In theory, the idea of a patent pool is to make it simpler to overcome the legal woes that sometimes accompany new technology. It seems straightforward that if you have to negotiate a vast array of rights to be in a particular business, it's a whole lot easier to do one negotiation than to do dozens or hundreds of separate ones.

Executing one in the real world, however, is likely to be a different story. The modern mobile space is turning out to be uniquely litigious. Even if the Via patent pool is successful in getting many licensees, companies that have paid up will still be susceptible to lawsuits on "feature" patents, like the ones asserted by Apple against Samsung. Joining a patent pool made up of big operating companies also won't stop patent trolls from coming out and filing suit, although such suits are unlikely to get injunctions that knock a product off the market.

Via Licensing President Roger Ross touts his group's decades of experience in licensing patents, and successfully licensed more than 5 billion devices to a patent pool covering the technology for the AAC audio format. He added that the group has worked closely with the DOJ to avoid any antitrust questions around creating a patent pool; that problem has plagued a competing patent pool group, MPEG-LA.

The pool will ultimately need many more than 10 members to be credible; just one of the licensor companies currently in the pool, AT&T, is a major US cell carrier.

In an interview, Ross said they were negotiating with 26 companies in all, and the initial members are just a start."If you were to sign tomorrow, you would have resolved 10 potentially costly disputes, each of which could enjoin your product or tax your product in multiple markets," said Ross. "You've saved a lot of money, and have patent peace with some significant players."
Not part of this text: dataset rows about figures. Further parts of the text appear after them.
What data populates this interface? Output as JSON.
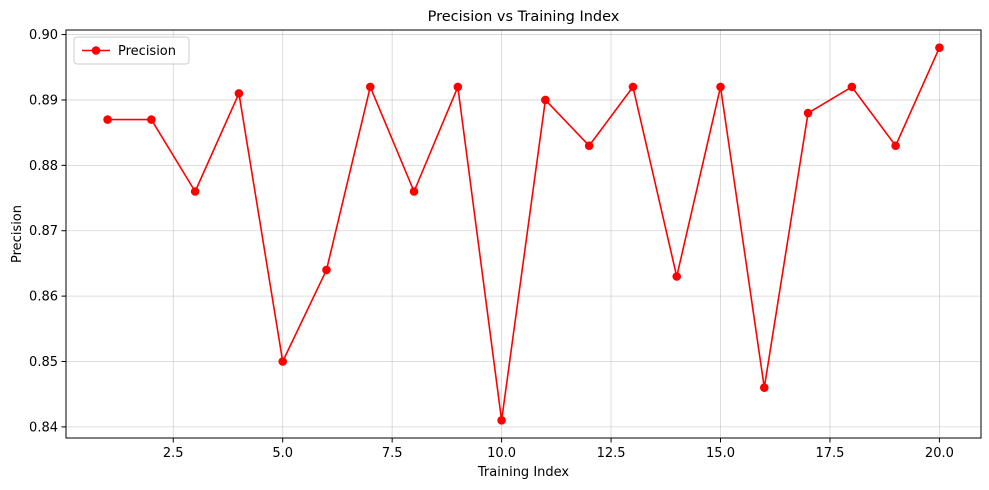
{
  "chart_data": {
    "type": "line",
    "title": "Precision vs Training Index",
    "xlabel": "Training Index",
    "ylabel": "Precision",
    "xlim": [
      0.05,
      20.95
    ],
    "ylim": [
      0.8383,
      0.9007
    ],
    "grid": true,
    "legend_position": "top-left",
    "x_ticks": [
      2.5,
      5.0,
      7.5,
      10.0,
      12.5,
      15.0,
      17.5,
      20.0
    ],
    "x_tick_labels": [
      "2.5",
      "5.0",
      "7.5",
      "10.0",
      "12.5",
      "15.0",
      "17.5",
      "20.0"
    ],
    "y_ticks": [
      0.84,
      0.85,
      0.86,
      0.87,
      0.88,
      0.89,
      0.9
    ],
    "y_tick_labels": [
      "0.84",
      "0.85",
      "0.86",
      "0.87",
      "0.88",
      "0.89",
      "0.90"
    ],
    "series": [
      {
        "name": "Precision",
        "color": "#ff0000",
        "marker": "circle",
        "x": [
          1,
          2,
          3,
          4,
          5,
          6,
          7,
          8,
          9,
          10,
          11,
          12,
          13,
          14,
          15,
          16,
          17,
          18,
          19,
          20
        ],
        "y": [
          0.887,
          0.887,
          0.876,
          0.891,
          0.85,
          0.864,
          0.892,
          0.876,
          0.892,
          0.841,
          0.89,
          0.883,
          0.892,
          0.863,
          0.892,
          0.846,
          0.888,
          0.892,
          0.883,
          0.898
        ]
      }
    ]
  }
}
Another potential roadblock: current Android litigants are the ones using standards-essential patents to defend themselves—a controversial practice. They're hardly going to want to assign those patents to a pool organization when they're trying to use them in court.

The way Ross sees it, the heavy litigation in mobile will actually push people toward the pool solution, because it could bring the cost back down to earth. "The litigation is the driver that will cause the pool to be successful," he said. "Judges, competition authorities, and standards authorities are tired of these essential patents being used to leverage a higher-than-reasonable return."

Via won't reveal the cost of joining the pool, but Ross said the fee will be in the "single digit dollars" per device. Fees will vary, with smaller devices like dongles costing less than smartphones and tablets.

UPDATE: Via has released a list with pricing terms.